Seb opened my eyes to the wealth of connection I could feel with a man who knew how to express emotions other than anger, and the revelation was life changing.
‘If you’d told me once upon a time that a vulnerable man would be insanely attractive to me, I might have thought you were crazy,’ I whisper to Natasha, and she laughs quietly.
‘Self awareness and honesty are attractive traits because they make for pleasant partners,’ she tells me. ‘But they aren’t terribly compatible with the kind of hyper-masculinity you experienced with David.’
‘No,’ I shake my head. ‘Not at all. David would have called Sebastian a “sissy” or a “wimp”. In fact, even without knowing Seb much at all, he often did.’

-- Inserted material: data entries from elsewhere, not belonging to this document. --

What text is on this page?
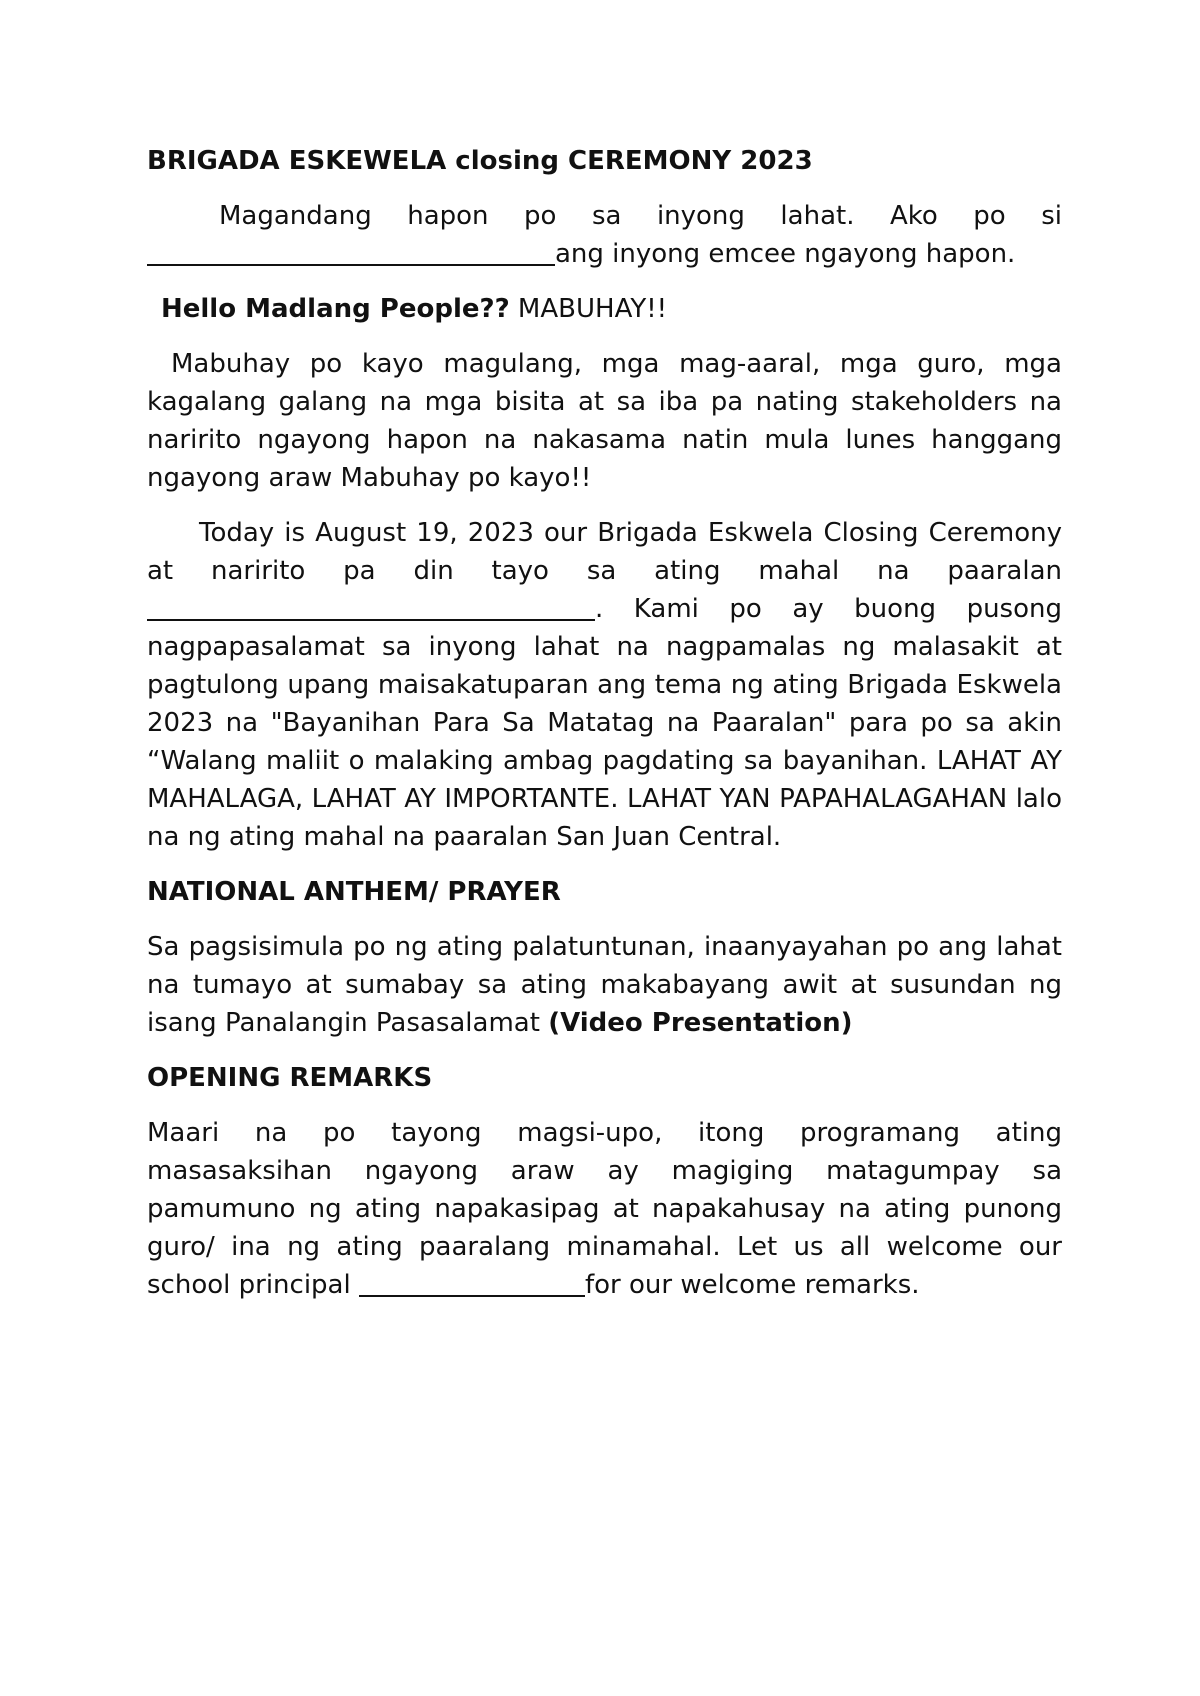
BRIGADA ESKEWELA closing CEREMONY 2023

Magandang hapon po sa inyong lahat. Ako po si

ang inyong emcee ngayong hapon.

Hello Madlang People?? MABUHAY!!

Mabuhay po kayo magulang, mga mag-aaral, mga guro, mga kagalang galang na mga bisita at sa iba pa nating stakeholders na naririto ngayong hapon na nakasama natin mula lunes hanggang ngayong araw Mabuhay po kayo!!

Today is August 19, 2023 our Brigada Eskwela Closing Ceremony at naririto pa din tayo sa ating mahal na paaralan . Kami po ay buong pusong nagpapasalamat sa inyong lahat na nagpamalas ng malasakit at pagtulong upang maisakatuparan ang tema ng ating Brigada Eskwela 2023 na "Bayanihan Para Sa Matatag na Paaralan" para po sa akin “Walang maliit o malaking ambag pagdating sa bayanihan. LAHAT AY MAHALAGA, LAHAT AY IMPORTANTE. LAHAT YAN PAPAHALAGAHAN lalo na ng ating mahal na paaralan San Juan Central.

NATIONAL ANTHEM/ PRAYER

Sa pagsisimula po ng ating palatuntunan, inaanyayahan po ang lahat na tumayo at sumabay sa ating makabayang awit at susundan ng isang Panalangin Pasasalamat (Video Presentation)

OPENING REMARKS

Maari na po tayong magsi-upo, itong programang ating masasaksihan ngayong araw ay magiging matagumpay sa pamumuno ng ating napakasipag at napakahusay na ating punong guro/ ina ng ating paaralang minamahal. Let us all welcome our school principal	for our welcome remarks.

When Seb had finished talking, we slid off the desk to leave and he thanked me for listening. Automatically, I wrapped my arms around his waist for a hug – offering him only support and comfort. As I did, I heard him draw in a sharp breath. Then his arms closed gently around me, and my heart started racing.

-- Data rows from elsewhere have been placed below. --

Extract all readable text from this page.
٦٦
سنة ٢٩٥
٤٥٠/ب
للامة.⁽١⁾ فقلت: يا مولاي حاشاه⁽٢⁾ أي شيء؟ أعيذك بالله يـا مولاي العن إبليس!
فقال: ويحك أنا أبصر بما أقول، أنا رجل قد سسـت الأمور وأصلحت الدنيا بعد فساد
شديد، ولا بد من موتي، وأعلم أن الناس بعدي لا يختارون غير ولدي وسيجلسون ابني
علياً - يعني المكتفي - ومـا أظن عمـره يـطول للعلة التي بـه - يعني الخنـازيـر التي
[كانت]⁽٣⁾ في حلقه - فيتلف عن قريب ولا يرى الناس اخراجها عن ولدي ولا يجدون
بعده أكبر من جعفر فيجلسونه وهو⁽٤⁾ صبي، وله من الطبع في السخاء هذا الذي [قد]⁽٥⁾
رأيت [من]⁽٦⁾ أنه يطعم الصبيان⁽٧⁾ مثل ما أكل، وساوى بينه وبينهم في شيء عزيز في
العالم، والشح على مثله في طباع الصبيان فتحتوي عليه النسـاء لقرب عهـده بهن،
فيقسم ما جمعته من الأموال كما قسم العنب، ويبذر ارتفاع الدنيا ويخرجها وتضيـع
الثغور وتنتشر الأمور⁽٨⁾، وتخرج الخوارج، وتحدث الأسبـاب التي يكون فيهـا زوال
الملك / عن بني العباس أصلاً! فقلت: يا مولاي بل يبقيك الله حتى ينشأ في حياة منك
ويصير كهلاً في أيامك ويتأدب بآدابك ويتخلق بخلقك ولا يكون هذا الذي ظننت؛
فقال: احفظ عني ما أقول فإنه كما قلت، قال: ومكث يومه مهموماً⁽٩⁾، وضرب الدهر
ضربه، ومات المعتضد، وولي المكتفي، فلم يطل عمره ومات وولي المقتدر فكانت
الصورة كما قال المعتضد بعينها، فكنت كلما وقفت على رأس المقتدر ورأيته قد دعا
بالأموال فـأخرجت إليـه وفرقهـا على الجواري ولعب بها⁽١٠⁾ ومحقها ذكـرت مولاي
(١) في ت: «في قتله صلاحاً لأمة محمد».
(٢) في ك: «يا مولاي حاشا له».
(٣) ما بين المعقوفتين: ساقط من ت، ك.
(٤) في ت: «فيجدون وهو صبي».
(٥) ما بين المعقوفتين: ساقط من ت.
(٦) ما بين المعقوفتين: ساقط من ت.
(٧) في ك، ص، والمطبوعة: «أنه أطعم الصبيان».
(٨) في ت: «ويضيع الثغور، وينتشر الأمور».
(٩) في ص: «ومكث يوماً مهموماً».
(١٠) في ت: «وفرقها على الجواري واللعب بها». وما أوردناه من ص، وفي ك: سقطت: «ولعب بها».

It was that simple, and that complicated. A purely physical response to a relationship that was entirely more than that. In a single hug, Sebastian really was more than a friend.
‘That’s all it took for me to realise at last that my respect for him had actually grown into something deeper. I pulled away just a little – just so that I could look into his eyes – and I saw it there too. It wasn’t lust. It was purer than that… just a mutual awareness of something more between us.’
‘Did the two of you discuss it?’
‘Not at that stage. Actually, I think he sprinted out of the office and avoided me for a little while, but we got over the panic of it and just carried on for some time. We stayed in this kind of in-between zone… more than friends, less than lovers. I knew I shouldn’t let it progress, and I told myself I wasn’t going to. But after that day, we touched each other more – innocent touches – the odd hug when we were alone, or we’d brush hands at the kitchen table but our hands would linger. It was dangerous but… it was nice.’
Sometimes, just for a moment or two when he walked into the room with me, I’d actually get a taste of what it would be like to be free, because for a few moments, I’d pretend that Seb and I were properly together.
‘So given how close you and Sebastian were by that stage, did he ever notice anything amiss in your relationship with David?’ Natasha asks me quietly.
‘Yeah, he did.’
It was dozens of gentle invitations to talk that came in the form of casual comments, always when we were alone, and never delivered with any pressure.
Have you noticed the way he talks to you, Olivia? Why does he think it’s okay to push you around like that?
That’s a nasty bruise on your neck, Liv?
Is your arm okay? That looks like… it almost looks like a handprint? How did that happen?
Why are you limping?
Of course you can take time off for the dentist, but if you chipped that tooth on a nut, why is your lip bruised too?
Is David really coming to the vet conference again this year?
‘He didn’t directly ask me. Not at first,’ I whisper. ‘He just gave me space. He’d mention things that concerned him, always when we were alone, and then he left the ball in my court.’
‘Did you consider talking to him?’
‘No way,’ I say firmly. ‘I couldn’t risk dragging Seb into it.’
‘So, Olivia,’ Natasha says gently. ‘Are you ready to talk about when Seb did get dragged into it?’
David gave me a black eye the night he made me go off the pill and I couldn’t hide it.
And from there, everything spiralled completely out of my control, if I ever had any at all.